The Court noted that the Amended Claim in the D.E. action alleged that the parents were negligent in “that they, inter alia, knew or ought to have known that the minor defendants were bullying K.S. and failed to investigate, failed to take steps to remedy the bullying, failed to take reasonable care to prevent the bullying and harassment of K.S. by the minor defendants of which they were aware, failed to take disciplinary action against the minor defendants, and failed to discharge their duty to prevent the continuous physical and psychological harassment by the minor defendants for whom they are responsible in law”.
Unlike the two judges in the courts below, the Court found the “failure to prevent abuse” exclusion was unambiguous, and applied to exclude coverage.
That exclusion reads:
7.(b) failure of any person insured by this policy to take steps to prevent sexual, physical, psychological or emotional abuse, molestation or harassment or corporal punishment.

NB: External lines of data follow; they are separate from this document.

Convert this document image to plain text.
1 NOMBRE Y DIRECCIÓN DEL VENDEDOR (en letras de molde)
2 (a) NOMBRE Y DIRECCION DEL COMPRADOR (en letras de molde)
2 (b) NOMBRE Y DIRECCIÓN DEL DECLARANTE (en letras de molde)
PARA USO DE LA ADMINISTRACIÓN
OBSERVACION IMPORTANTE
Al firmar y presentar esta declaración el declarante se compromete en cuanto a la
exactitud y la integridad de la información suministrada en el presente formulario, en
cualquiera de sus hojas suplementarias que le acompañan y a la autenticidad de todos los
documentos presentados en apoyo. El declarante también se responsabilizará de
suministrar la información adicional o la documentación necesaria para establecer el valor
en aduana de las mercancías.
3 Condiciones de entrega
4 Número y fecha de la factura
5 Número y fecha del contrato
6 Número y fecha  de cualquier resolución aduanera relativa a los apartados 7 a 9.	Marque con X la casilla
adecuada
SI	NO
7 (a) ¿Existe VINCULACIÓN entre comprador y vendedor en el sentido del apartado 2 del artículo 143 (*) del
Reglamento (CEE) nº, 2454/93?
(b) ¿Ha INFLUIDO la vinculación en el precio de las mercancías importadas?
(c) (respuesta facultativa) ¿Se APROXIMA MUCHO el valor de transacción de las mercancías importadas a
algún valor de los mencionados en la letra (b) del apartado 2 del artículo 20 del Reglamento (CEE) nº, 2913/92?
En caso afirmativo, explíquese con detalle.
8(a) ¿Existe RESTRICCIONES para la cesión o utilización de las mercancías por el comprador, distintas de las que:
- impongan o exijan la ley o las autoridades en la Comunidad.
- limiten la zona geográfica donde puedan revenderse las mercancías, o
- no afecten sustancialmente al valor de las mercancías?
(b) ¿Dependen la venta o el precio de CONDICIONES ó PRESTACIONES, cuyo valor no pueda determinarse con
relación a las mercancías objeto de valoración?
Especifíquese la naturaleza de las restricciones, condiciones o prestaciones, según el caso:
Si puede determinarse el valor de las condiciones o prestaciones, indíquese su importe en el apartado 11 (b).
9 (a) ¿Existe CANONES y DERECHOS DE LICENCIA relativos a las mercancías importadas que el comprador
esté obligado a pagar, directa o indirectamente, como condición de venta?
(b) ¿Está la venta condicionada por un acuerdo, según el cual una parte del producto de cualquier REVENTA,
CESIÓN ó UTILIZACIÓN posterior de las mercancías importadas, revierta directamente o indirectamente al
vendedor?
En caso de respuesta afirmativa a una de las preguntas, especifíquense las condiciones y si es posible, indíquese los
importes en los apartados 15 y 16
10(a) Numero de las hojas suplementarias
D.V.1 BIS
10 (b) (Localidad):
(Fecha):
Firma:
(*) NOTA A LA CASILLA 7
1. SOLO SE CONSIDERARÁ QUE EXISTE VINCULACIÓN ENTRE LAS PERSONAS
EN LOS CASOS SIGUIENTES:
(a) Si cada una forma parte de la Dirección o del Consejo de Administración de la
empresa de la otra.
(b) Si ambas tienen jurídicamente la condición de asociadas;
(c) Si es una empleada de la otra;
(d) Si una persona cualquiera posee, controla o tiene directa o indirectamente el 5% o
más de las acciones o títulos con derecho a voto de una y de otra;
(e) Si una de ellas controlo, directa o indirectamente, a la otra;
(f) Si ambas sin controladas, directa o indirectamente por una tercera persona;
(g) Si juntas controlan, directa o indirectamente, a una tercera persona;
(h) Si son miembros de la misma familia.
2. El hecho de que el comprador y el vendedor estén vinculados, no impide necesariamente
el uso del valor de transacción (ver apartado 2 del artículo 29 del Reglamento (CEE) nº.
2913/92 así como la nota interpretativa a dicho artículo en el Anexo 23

Relying on reasoning in an earlier Superior Court decision, the Court finds that a failure to prevent the abuse also necessarily includes or encompasses a failure to supervise because the former would not happen without the latter.

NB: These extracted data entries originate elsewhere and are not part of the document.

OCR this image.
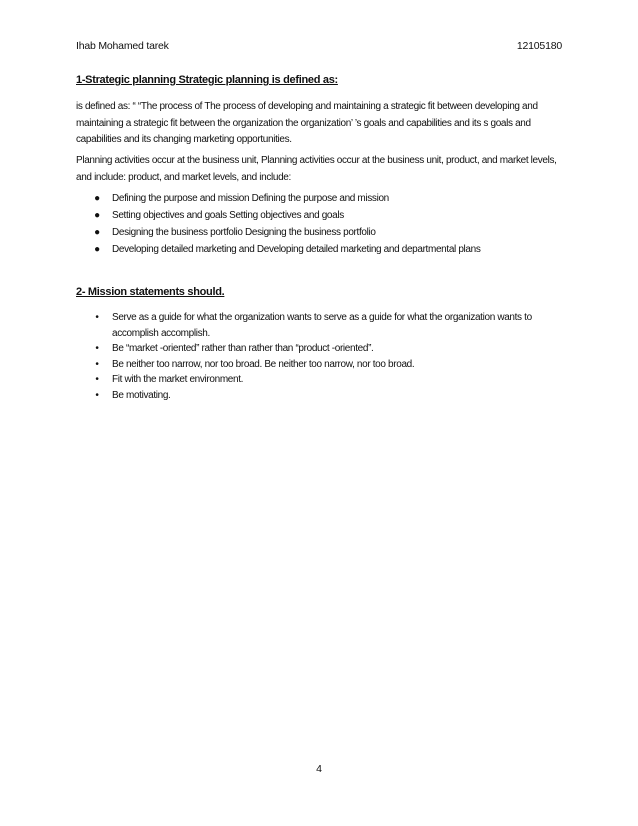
Ihab Mohamed tarek	12105180
1-Strategic planning Strategic planning is defined as:
is defined as: “ “The process of The process of developing and maintaining a strategic fit between developing and maintaining a strategic fit between the organization the organization’ ’s goals and capabilities and its s goals and capabilities and its changing marketing opportunities.
Planning activities occur at the business unit, Planning activities occur at the business unit, product, and market levels, and include: product, and market levels, and include:
●	Defining the purpose and mission Defining the purpose and mission
●	Setting objectives and goals Setting objectives and goals
●	Designing the business portfolio Designing the business portfolio
●	Developing detailed marketing and Developing detailed marketing and departmental plans
2- Mission statements should.
•	Serve as a guide for what the organization wants to serve as a guide for what the organization wants to accomplish accomplish.
•	Be “market -oriented” rather than rather than “product -oriented”.
•	Be neither too narrow, nor too broad. Be neither too narrow, nor too broad.
•	Fit with the market environment.
•	Be motivating.
4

And in the C.S. case, there was also the issue of whether the minor daughter, the alleged bullier, was entitled to a defence. In that connection, the Court found that the intentional act exclusion applied. It reads in part: “We do not insure claims arising from:…6. bodily injury or property damage caused by an intentional or criminal act or failure to act by: (a) any person insured by this policy…”.
As can be seen, this is a helpful decision for insurers who were likely to have faced continuous demands for a defence in situations such as these both in respect of bullying and, potentially, cyber-bullying claims.